Applied overheads are costs that cannot be directly assigned to the cost object.
How it Works
A manufacturer may have a client who is interested in buying a product.
The manufacturer will need to work out a quote for the client.
To do this, the manufacturer will need to estimate the costs involved.
In the end, the quote will include an estimate of the likely material costs.
It will also include direct labor costs.
Finally, it will include manufacturing overheads.
From these estimates, the manufacture will determine a unit cost price.
Based on this, they will come up with a quote.
If the client agrees to the quote, the manufacturer will go ahead and make the product.
Applied overheads are costs that are applied to a cost object—as opposed to using actual costs.
For example, to determine manufacturing overheads, you could calculate the amount of rent, insurance, administration costs etc used in the production of the product.
Problem is, this process requires a large amount of time and resources.
A quicker and easier option is to assign an applied cost.
For example, you could use a cost based on the number of machine hours required to produce the product.
Alternatively, you may base it on the number of employee hours necessary.
Calculating Applied Overheads
Applied overheads are a factory-wide costing, determined from the company’s records.
Once determined—you apply them to future costings as the need arises.
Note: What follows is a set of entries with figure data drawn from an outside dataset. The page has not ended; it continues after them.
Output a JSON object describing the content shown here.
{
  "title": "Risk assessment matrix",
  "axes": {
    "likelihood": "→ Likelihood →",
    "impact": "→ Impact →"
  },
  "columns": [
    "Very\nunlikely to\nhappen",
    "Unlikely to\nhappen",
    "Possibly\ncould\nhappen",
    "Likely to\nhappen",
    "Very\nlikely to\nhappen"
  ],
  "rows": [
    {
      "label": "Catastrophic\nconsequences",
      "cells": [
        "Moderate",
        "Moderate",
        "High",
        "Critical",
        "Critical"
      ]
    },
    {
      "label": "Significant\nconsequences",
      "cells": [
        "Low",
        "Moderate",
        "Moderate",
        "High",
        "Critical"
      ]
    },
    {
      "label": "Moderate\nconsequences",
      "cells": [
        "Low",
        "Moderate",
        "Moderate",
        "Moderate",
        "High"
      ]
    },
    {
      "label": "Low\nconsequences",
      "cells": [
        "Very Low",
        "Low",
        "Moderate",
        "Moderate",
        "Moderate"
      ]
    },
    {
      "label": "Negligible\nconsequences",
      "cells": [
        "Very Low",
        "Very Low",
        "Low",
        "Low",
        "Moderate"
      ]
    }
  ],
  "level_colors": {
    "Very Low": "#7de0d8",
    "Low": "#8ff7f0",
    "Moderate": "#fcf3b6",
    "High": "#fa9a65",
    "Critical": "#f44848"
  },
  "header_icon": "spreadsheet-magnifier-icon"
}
To calculate applied overheads, you find total cost of overheads for the entire factory for a period.
Then you divide this by the total number of machine hours used for the period.
This gives a factory-wide rate for indirect overheads of so much per machine hour used.
Applying Predetermined Overheads
To apply the overheads, you estimate how many machine hours it will take to make the goods.
Then you multiply this by the calculated rate per machine hour.
This will show the total applied overheads for the goods.